Mentioned in SAL (#wikimedia-operations) [2025-02-25T15:51:39Z] <marostegui@cumin1002> DONE (PASS) - Cookbook sre.hosts.downtime (exit_code=0) for 1:00:00 on 6 hosts with reason: Primary switchover es7 T387224

Change #1122609 merged by jenkins-bot:

[operations/mediawiki-config@master] db-production.php: Disable writes on es7

https://gerrit.wikimedia.org/r/1122609

Mentioned in SAL (#wikimedia-operations) [2025-02-25T15:52:29Z] <marostegui@cumin1002> dbctl commit (dc=all): 'Set es2039 with weight 0 T387224', diff saved to https://phabricator.wikimedia.org/P73582 and previous config saved to /var/cache/conftool/dbconfig/20250225-155229-marostegui.json

Mentioned in SAL (#wikimedia-operations) [2025-02-25T15:53:04Z] <marostegui@deploy2002> Started scap sync-world: Backport for [[gerrit:1122609|db-production.php: Disable writes on es7 (T387224)]]

Mentioned in SAL (#wikimedia-operations) [2025-02-25T15:57:43Z] <marostegui@deploy2002> marostegui: Backport for [[gerrit:1122609|db-production.php: Disable writes on es7 (T387224)]] synced to the testservers (https://wikitech.wikimedia.org/wiki/Mwdebug)

Mentioned in SAL (#wikimedia-operations) [2025-02-25T16:04:13Z] <marostegui@deploy2002> Finished scap sync-world: Backport for [[gerrit:1122609|db-production.php: Disable writes on es7 (T387224)]] (duration: 11m 09s)
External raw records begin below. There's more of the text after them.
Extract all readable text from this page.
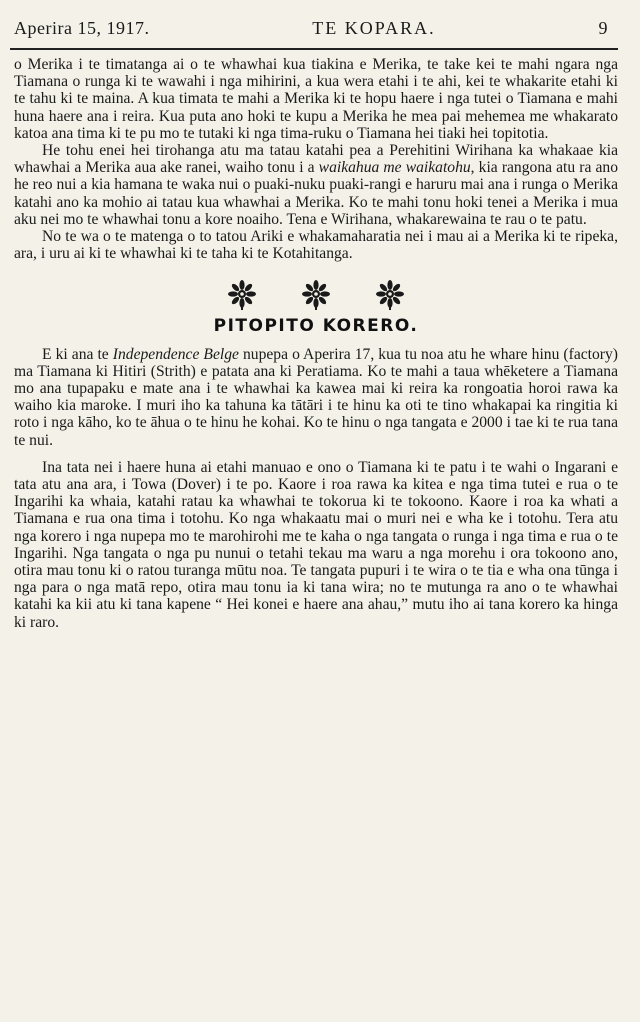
Aperira 15, 1917.	TE KOPARA.	9

o Merika i te timatanga ai o te whawhai kua tiakina e Merika, te take kei te mahi ngara nga Tiamana o runga ki te wawahi i nga mihirini, a kua wera etahi i te ahi, kei te whakarite etahi ki te tahu ki te maina. A kua timata te mahi a Merika ki te hopu haere i nga tutei o Tiamana e mahi huna haere ana i reira. Kua puta ano hoki te kupu a Merika he mea pai mehemea me whakarato katoa ana tima ki te pu mo te tutaki ki nga tima-ruku o Tiamana hei tiaki hei topitotia.

He tohu enei hei tirohanga atu ma tatau katahi pea a Perehitini Wirihana ka whakaae kia whawhai a Merika aua ake ranei, waiho tonu i a waikahua me waikatohu, kia rangona atu ra ano he reo nui a kia hamana te waka nui o puaki-nuku puaki-rangi e haruru mai ana i runga o Merika katahi ano ka mohio ai tatau kua whawhai a Merika. Ko te mahi tonu hoki tenei a Merika i mua aku nei mo te whawhai tonu a kore noaiho. Tena e Wirihana, whakarewaina te rau o te patu.

No te wa o te matenga o to tatou Ariki e whakamaharatia nei i mau ai a Merika ki te ripeka, ara, i uru ai ki te whawhai ki te taha ki te Kotahitanga.

PITOPITO KORERO.

E ki ana te Independence Belge nupepa o Aperira 17, kua tu noa atu he whare hinu (factory) ma Tiamana ki Hitiri (Strith) e patata ana ki Peratiama. Ko te mahi a taua whēketere a Tiamana mo ana tupapaku e mate ana i te whawhai ka kawea mai ki reira ka rongoatia horoi rawa ka waiho kia maroke. I muri iho ka tahuna ka tātāri i te hinu ka oti te tino whakapai ka ringitia ki roto i nga kāho, ko te āhua o te hinu he kohai. Ko te hinu o nga tangata e 2000 i tae ki te rua tana te nui.

Ina tata nei i haere huna ai etahi manuao e ono o Tiamana ki te patu i te wahi o Ingarani e tata atu ana ara, i Towa (Dover) i te po. Kaore i roa rawa ka kitea e nga tima tutei e rua o te Ingarihi ka whaia, katahi ratau ka whawhai te tokorua ki te tokoono. Kaore i roa ka whati a Tiamana e rua ona tima i totohu. Ko nga whakaatu mai o muri nei e wha ke i totohu. Tera atu nga korero i nga nupepa mo te marohirohi me te kaha o nga tangata o runga i nga tima e rua o te Ingarihi. Nga tangata o nga pu nunui o tetahi tekau ma waru a nga morehu i ora tokoono ano, otira mau tonu ki o ratou turanga mūtu noa. Te tangata pupuri i te wira o te tia e wha ona tūnga i nga para o nga matā repo, otira mau tonu ia ki tana wira; no te mutunga ra ano o te whawhai katahi ka kii atu ki tana kapene “ Hei konei e haere ana ahau,” mutu iho ai tana korero ka hinga ki raro.
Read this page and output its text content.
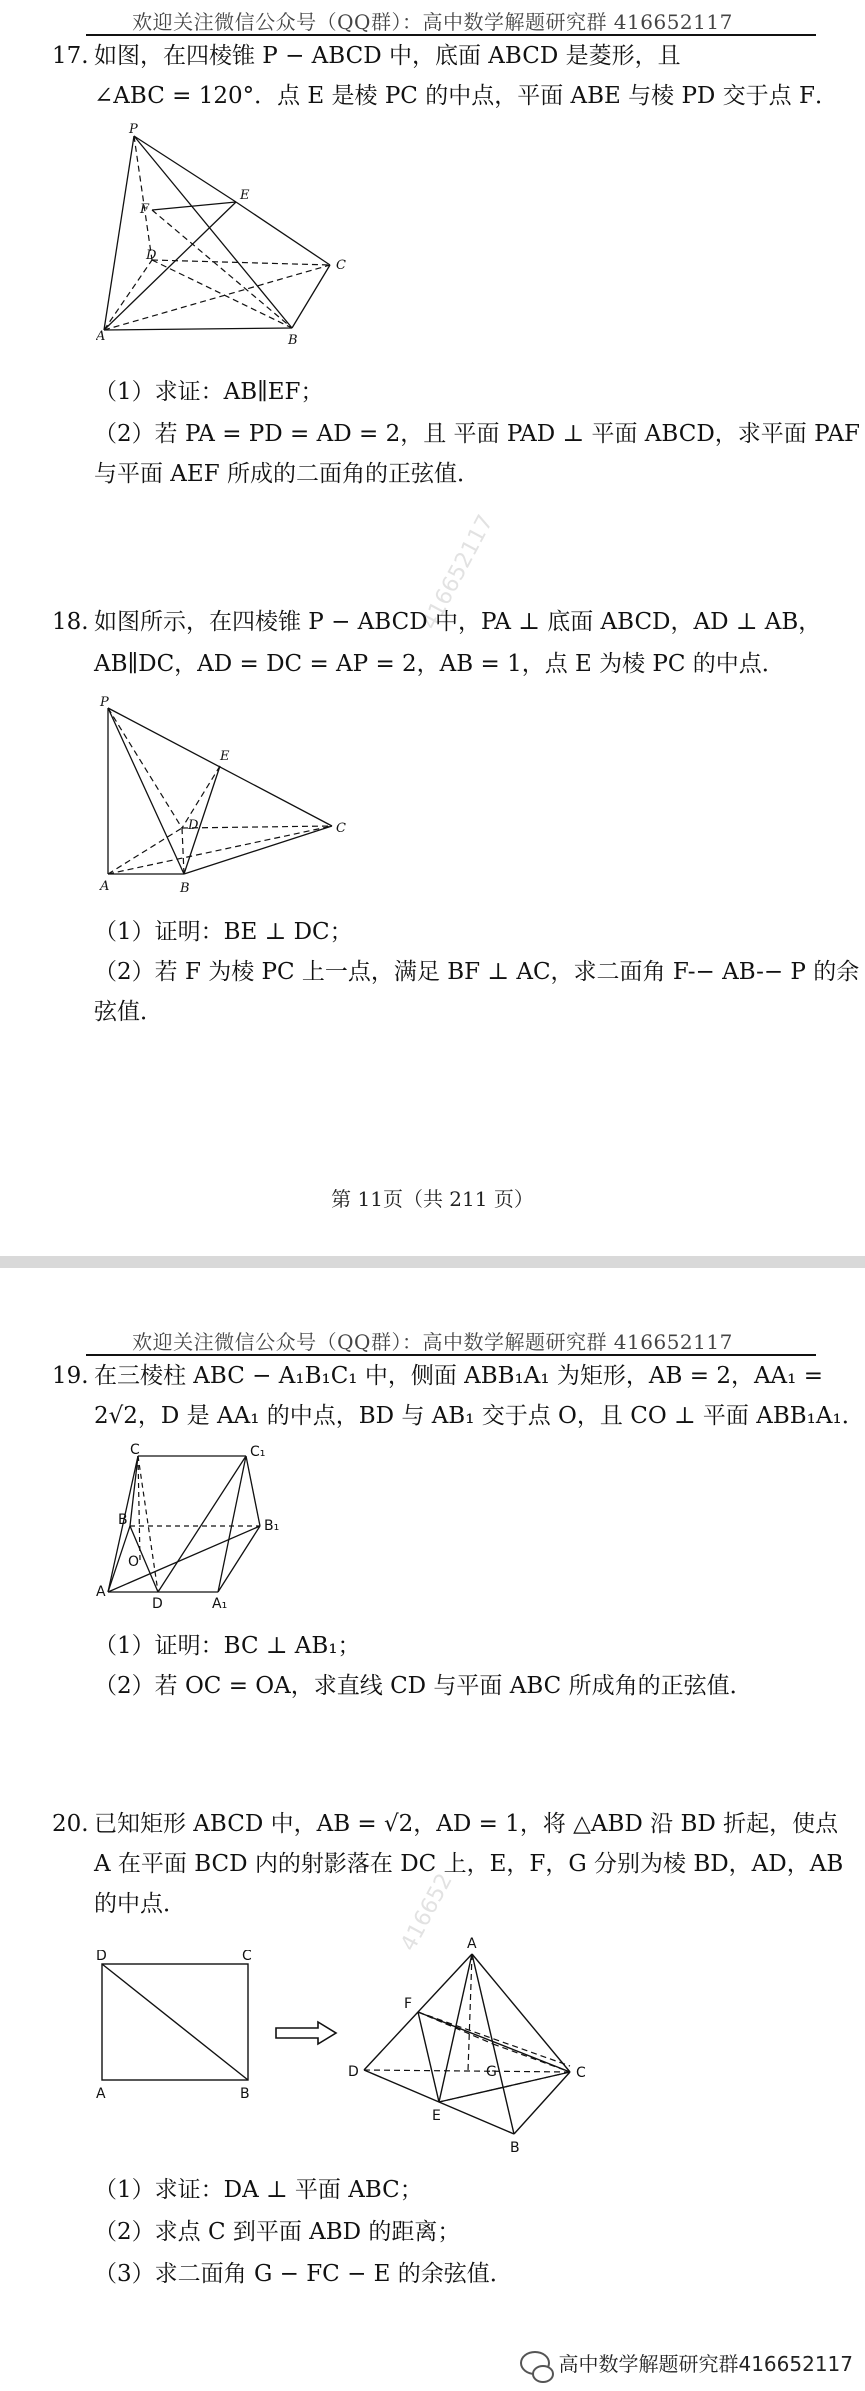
欢迎关注微信公众号（QQ群）：高中数学解题研究群 416652117
416652117
17. 如图，在四棱锥 P − ABCD 中，底面 ABCD 是菱形，且
∠ABC = 120°．点 E 是棱 PC 的中点，平面 ABE 与棱 PD 交于点 F．
P
E
F
D
C
A	B
（1）求证：AB∥EF；
（2）若 PA = PD = AD = 2，且 平面 PAD ⊥ 平面 ABCD，求平面 PAF
与平面 AEF 所成的二面角的正弦值．
18. 如图所示，在四棱锥 P − ABCD 中，PA ⊥ 底面 ABCD，AD ⊥ AB，
AB∥DC，AD = DC = AP = 2，AB = 1，点 E 为棱 PC 的中点．
P
E
D	C
A	B
（1）证明：BE ⊥ DC；
（2）若 F 为棱 PC 上一点，满足 BF ⊥ AC，求二面角 F-− AB-− P 的余
弦值．
第 11页（共 211 页）
欢迎关注微信公众号（QQ群）：高中数学解题研究群 416652117
416652
19. 在三棱柱 ABC − A₁B₁C₁ 中，侧面 ABB₁A₁ 为矩形，AB = 2，AA₁ =
2√2，D 是 AA₁ 的中点，BD 与 AB₁ 交于点 O，且 CO ⊥ 平面 ABB₁A₁．
C	C₁
B	B₁
O
A
D	A₁
（1）证明：BC ⊥ AB₁；
（2）若 OC = OA，求直线 CD 与平面 ABC 所成角的正弦值．
20. 已知矩形 ABCD 中，AB = √2，AD = 1，将 △ABD 沿 BD 折起，使点
A 在平面 BCD 内的射影落在 DC 上，E，F，G 分别为棱 BD，AD，AB
的中点．
D	C
A	B
A
F
D	G	C
E
B
（1）求证：DA ⊥ 平面 ABC；
（2）求点 C 到平面 ABD 的距离；
（3）求二面角 G − FC − E 的余弦值．
高中数学解题研究群416652117
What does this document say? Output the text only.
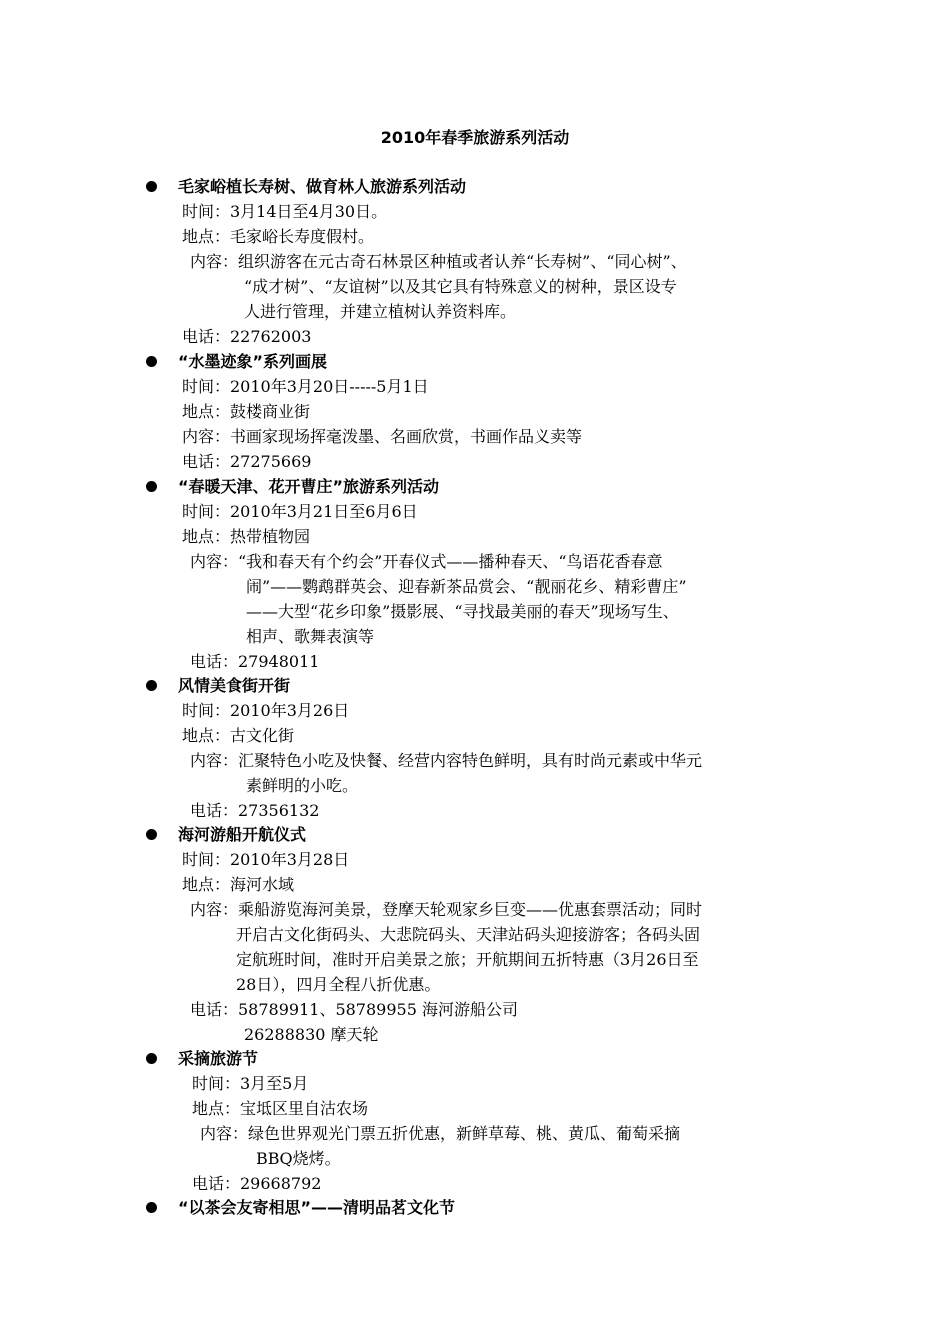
2010年春季旅游系列活动
毛家峪植长寿树、做育林人旅游系列活动
时间：3月14日至4月30日。
地点：毛家峪长寿度假村。
内容：组织游客在元古奇石林景区种植或者认养“长寿树”、“同心树”、
“成才树”、“友谊树”以及其它具有特殊意义的树种，景区设专
人进行管理，并建立植树认养资料库。
电话：22762003
“水墨迹象”系列画展
时间：2010年3月20日-----5月1日
地点：鼓楼商业街
内容：书画家现场挥毫泼墨、名画欣赏，书画作品义卖等
电话：27275669
“春暖天津、花开曹庄”旅游系列活动
时间：2010年3月21日至6月6日
地点：热带植物园
内容：“我和春天有个约会”开春仪式——播种春天、“鸟语花香春意
闹”——鹦鹉群英会、迎春新茶品赏会、“靓丽花乡、精彩曹庄”
——大型“花乡印象”摄影展、“寻找最美丽的春天”现场写生、
相声、歌舞表演等
电话：27948011
风情美食街开街
时间：2010年3月26日
地点：古文化街
内容：汇聚特色小吃及快餐、经营内容特色鲜明，具有时尚元素或中华元
素鲜明的小吃。
电话：27356132
海河游船开航仪式
时间：2010年3月28日
地点：海河水域
内容：乘船游览海河美景，登摩天轮观家乡巨变——优惠套票活动；同时
开启古文化街码头、大悲院码头、天津站码头迎接游客；各码头固
定航班时间，准时开启美景之旅；开航期间五折特惠（3月26日至
28日），四月全程八折优惠。
电话：58789911、58789955 海河游船公司
26288830 摩天轮
采摘旅游节
时间：3月至5月
地点：宝坻区里自沽农场
内容：绿色世界观光门票五折优惠，新鲜草莓、桃、黄瓜、葡萄采摘
BBQ烧烤。
电话：29668792
“以茶会友寄相思”——清明品茗文化节
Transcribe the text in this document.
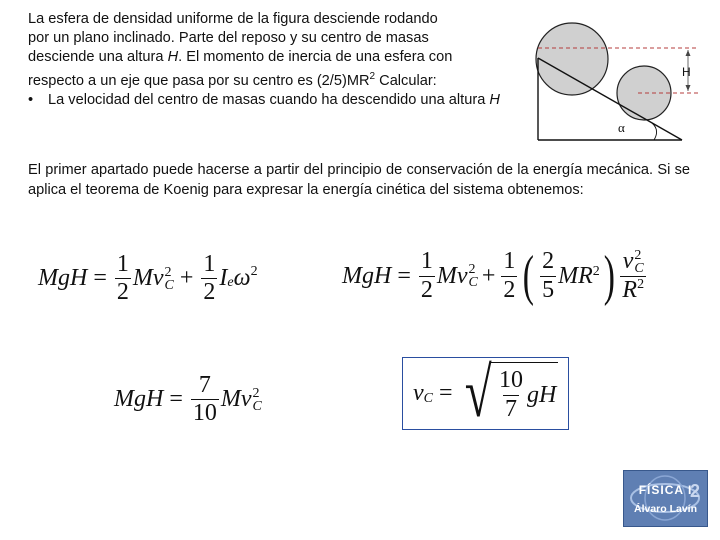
La esfera de densidad uniforme de la figura desciende rodando

por un plano inclinado. Parte del reposo y su centro de masas

desciende una altura H. El momento de inercia de una esfera con

respecto a un eje que pasa por su centro es $(2/5)MR^2$ Calcular:

•	La velocidad del centro de masas cuando ha descendido una altura H
H
α
El primer apartado puede hacerse a partir del principio de conservación de la energía mecánica. Si se aplica el teorema de Koenig para expresar la energía cinética del sistema obtenemos:
MgH = $\frac{1}{2}$ Mv 2
$C + \frac{1}{2}$ I e ω 2	MgH = $\frac{1}{2}$ Mv 2
$C + \frac{1}{2}$ ( $\frac{2}{5}$ MR 2 ) v 2
C
$R^2$
MgH = $\frac{7}{10}$ Mv 2
C
v C = √ $\frac{10}{7}$ gH
2
FÍSICA I
Álvaro Lavín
Change #1122607 merged by Marostegui:

[operations/puppet@production] mariadb: Promote es2039 to es7 master

https://gerrit.wikimedia.org/r/1122607

Mentioned in SAL (#wikimedia-operations) [2025-02-25T16:06:30Z] <marostegui> Starting es7 codfw failover from es2038 to es2039 - T387224

Mentioned in SAL (#wikimedia-operations) [2025-02-25T16:06:59Z] <marostegui@cumin1002> dbctl commit (dc=all): 'Promote es2039 to es7 primary T387224', diff saved to https://phabricator.wikimedia.org/P73583 and previous config saved to /var/cache/conftool/dbconfig/20250225-160659-marostegui.json

Mentioned in SAL (#wikimedia-operations) [2025-02-25T16:12:28Z] <marostegui@cumin1002> DONE (PASS) - Cookbook sre.hosts.downtime (exit_code=0) for 1:00:00 on 6 hosts with reason: Primary switchover es7 T387224

Mentioned in SAL (#wikimedia-operations) [2025-02-25T16:18:23Z] <marostegui@cumin1002> dbctl commit (dc=all): 'Set es2038 with weight 0 T387224', diff saved to https://phabricator.wikimedia.org/P73584 and previous config saved to /var/cache/conftool/dbconfig/20250225-161823-marostegui.json

Mentioned in SAL (#wikimedia-operations) [2025-02-25T16:20:02Z] <marostegui@cumin1002> dbctl commit (dc=all): 'Promote es2038 to es7 primary T387224', diff saved to https://phabricator.wikimedia.org/P73586 and previous config saved to /var/cache/conftool/dbconfig/20250225-162001-marostegui.json

I've had to revert this change in the middle of the switch as es2039 became unresponsive.

All reverted and writes enabled back on es7.
The real goal of this task was to upgrade the kernel of es2038, which was done anyway. So I guess it was a "success"

Leaving all the non executed steps unticked as they were never ran. But they've been on the revert part.